After getting the flu shot, your child may experience mild side effects, including low-grade fever, aches, and soreness or redness near the location of the shot. These only last a day or two. Serious allergic reactions (usually attributed to egg protein in the shot) are rare. But if your child is experiencing breathing problems, wheezing, hives, dizziness, accelerated heartbeat, or other worrisome symptoms, inform a doctor immediately. Keep in mind that research shows that the risks associated with a baby contracting the flu are far worse than any side effects that may occur as a result of the shot.

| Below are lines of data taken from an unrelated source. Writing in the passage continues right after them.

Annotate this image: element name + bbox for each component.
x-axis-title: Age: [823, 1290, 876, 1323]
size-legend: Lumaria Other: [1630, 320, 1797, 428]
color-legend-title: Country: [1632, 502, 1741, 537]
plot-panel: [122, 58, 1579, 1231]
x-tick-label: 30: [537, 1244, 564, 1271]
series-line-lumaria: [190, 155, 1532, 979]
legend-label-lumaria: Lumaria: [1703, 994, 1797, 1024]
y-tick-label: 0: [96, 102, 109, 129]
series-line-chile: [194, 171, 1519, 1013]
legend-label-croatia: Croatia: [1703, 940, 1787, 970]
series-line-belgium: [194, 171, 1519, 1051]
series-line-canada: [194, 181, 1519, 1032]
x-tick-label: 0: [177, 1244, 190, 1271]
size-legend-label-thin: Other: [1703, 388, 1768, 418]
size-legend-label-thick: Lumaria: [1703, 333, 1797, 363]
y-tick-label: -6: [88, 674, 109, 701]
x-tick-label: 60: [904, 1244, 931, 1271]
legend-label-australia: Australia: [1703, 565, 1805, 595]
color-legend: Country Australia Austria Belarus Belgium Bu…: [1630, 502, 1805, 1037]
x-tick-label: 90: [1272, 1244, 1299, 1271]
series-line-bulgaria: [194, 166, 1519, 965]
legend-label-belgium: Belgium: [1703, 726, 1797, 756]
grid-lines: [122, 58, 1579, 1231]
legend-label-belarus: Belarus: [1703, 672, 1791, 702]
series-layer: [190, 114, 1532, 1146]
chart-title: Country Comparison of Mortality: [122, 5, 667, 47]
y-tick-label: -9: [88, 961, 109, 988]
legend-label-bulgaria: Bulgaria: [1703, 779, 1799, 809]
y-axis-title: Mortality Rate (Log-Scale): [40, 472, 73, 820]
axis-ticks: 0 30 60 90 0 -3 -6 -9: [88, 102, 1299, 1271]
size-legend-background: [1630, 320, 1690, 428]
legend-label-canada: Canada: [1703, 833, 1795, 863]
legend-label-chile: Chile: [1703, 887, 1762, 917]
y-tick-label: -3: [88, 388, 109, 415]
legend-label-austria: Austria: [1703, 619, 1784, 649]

Babies younger than 6 months can’t receive the flu vaccine because their immune systems aren’t strong enough. Yet they can still contract the flu and experience complications. The best prevention method is eliminating potential exposure by making sure all other members of the household get vaccinated.
Those older than 6 months should get the flu shot every season to prevent health complications and spreading the illness to other. There are two options: the flu shot and a nasal vaccine spray, which is approved for people ages 2 through 49 without underlying medical issues like asthma. If your child is less than 9 years old and has never received a flu vaccination, he will need two doses. The second dose, which is administered about one month after the first, gives your child’s immature immune system time to respond.
Flu season usually strengthens in fall and winter; since the flu vaccine takes two to four weeks to build effectiveness, you should plan for flu shots with plenty of time. The CDC recommends getting the flu vaccine for babies by the end of October – although later vaccinations can still effectively protect against the illness.
It’s also important to note that the vaccine isn’t perfect; the success rate usually ranges from 40% to 60%, depending on the flu season. Even so, the reduced risk of illness is worth getting the flu vaccine for babies.